Homer: Marge, with today's gasoline prices, we can't afford not to buy a pony.
-- from "Lisa's Pony," Simpsons, Season 3

So Richie Sexson may or may not have a contract with the Seattle Mariners. For anywhere from 3 to 5 years, $10 million a year or more. For a sample view of the reaction, check out Jeff's thoughts at Leone For Third. (Hint: when people hope the prospective big free agent signing fails the physical, it's not going over well with the fan base.)

By the way, Jeff's graphs here are a nice overview of the free agent signings as of last week. "What seems to be taking place is that, in the absence of many bargain free agents, the market for midlevel players has ballooned."

So, to take Homer's logic, with today's pony prices (bargain free agents), we can't afford not to buy gasoline (midlevel players). Teams that want to engage in a game of high stakes poker with Scott Boras and other teams for a chance at superstar-like players such as Beltran may get a relative bargain somewhere down the line, but most of the teams seem willing to fold their hands, take their losses (and one-time All-Stars and #2 pitchers), and move on.

By the way, thanks to Studes' article on fair market value, as it's a good article, plus it has a link to an article on the D-Backs' "sudden" financial resurgence. It has bugged me to no end to listen to national media and bloggers (and even some local media) express shock that the D-Backs can suddenly afford $78 million in contracts. (Note: As of this morning, the Ortiz contract still wasn't confirmed; perhaps waiting to see what happened in the very short Rule 5 Draft in case they needed a spot on the 40-man roster.) It's as if people are suddenly discovering… hey, wait, they had new investors! Hey, wait, you mean they're losing $35+ million of contracts after the 2004 season?!! They may not be investing that money wisely, but nobody should be confused about where the money's coming from.

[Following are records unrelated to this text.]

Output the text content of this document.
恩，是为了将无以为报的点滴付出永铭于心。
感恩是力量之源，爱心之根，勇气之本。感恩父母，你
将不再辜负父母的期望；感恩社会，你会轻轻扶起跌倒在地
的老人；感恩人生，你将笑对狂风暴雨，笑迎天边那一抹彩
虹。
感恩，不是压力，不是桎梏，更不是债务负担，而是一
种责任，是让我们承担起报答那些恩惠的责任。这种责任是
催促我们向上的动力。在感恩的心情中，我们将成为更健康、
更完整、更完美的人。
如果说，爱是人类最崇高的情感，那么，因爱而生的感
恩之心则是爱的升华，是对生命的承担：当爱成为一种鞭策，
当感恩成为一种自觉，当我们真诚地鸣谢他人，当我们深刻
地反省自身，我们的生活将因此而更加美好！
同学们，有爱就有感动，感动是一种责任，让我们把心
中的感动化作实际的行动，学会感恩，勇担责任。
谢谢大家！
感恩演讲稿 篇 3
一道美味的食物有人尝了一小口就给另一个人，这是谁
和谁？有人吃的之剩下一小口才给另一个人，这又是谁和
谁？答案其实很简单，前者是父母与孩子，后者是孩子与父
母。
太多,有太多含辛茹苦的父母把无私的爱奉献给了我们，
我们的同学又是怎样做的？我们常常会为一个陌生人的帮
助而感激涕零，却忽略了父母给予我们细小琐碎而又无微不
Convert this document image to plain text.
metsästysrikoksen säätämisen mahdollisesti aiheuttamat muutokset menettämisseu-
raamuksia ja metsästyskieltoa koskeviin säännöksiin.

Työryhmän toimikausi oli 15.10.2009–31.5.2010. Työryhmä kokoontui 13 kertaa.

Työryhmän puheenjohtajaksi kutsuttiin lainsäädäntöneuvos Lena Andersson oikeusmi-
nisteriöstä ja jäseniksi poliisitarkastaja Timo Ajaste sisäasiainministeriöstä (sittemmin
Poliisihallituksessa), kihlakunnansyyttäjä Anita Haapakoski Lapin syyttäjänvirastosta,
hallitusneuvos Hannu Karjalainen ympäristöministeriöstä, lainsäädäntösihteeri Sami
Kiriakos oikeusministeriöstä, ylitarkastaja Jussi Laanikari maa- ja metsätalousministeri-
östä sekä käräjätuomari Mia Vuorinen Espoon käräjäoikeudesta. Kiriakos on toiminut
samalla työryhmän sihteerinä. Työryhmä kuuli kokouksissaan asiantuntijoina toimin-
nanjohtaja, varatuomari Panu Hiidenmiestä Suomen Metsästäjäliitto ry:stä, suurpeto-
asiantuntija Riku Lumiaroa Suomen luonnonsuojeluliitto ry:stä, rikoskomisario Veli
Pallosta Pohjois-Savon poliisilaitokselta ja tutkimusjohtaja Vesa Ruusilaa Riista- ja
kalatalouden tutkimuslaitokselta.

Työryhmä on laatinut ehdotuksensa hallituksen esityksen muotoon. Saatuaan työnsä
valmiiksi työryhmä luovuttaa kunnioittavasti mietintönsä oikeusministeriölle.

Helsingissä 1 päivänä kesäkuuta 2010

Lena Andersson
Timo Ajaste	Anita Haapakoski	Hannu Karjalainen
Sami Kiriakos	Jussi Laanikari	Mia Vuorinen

Finally, MLB.com is reporting that Royce Clayton's potential contract would be a one-year deal. That's a glimmer of hope. (One year alone, perhaps that spurs Cintron to work harder; as he seemed to play harder last year when his job was in jeopardy.) If Counsell is signed, that would leave a potential infield of:
1B: Hillenbrand
2B: Counsell
SS: Clayton
3B: Glaus
With Kata, Cintron, Hammock, and Tracy coming off the bench. It sure seems like Hillenbrand's days with the organization are numbered.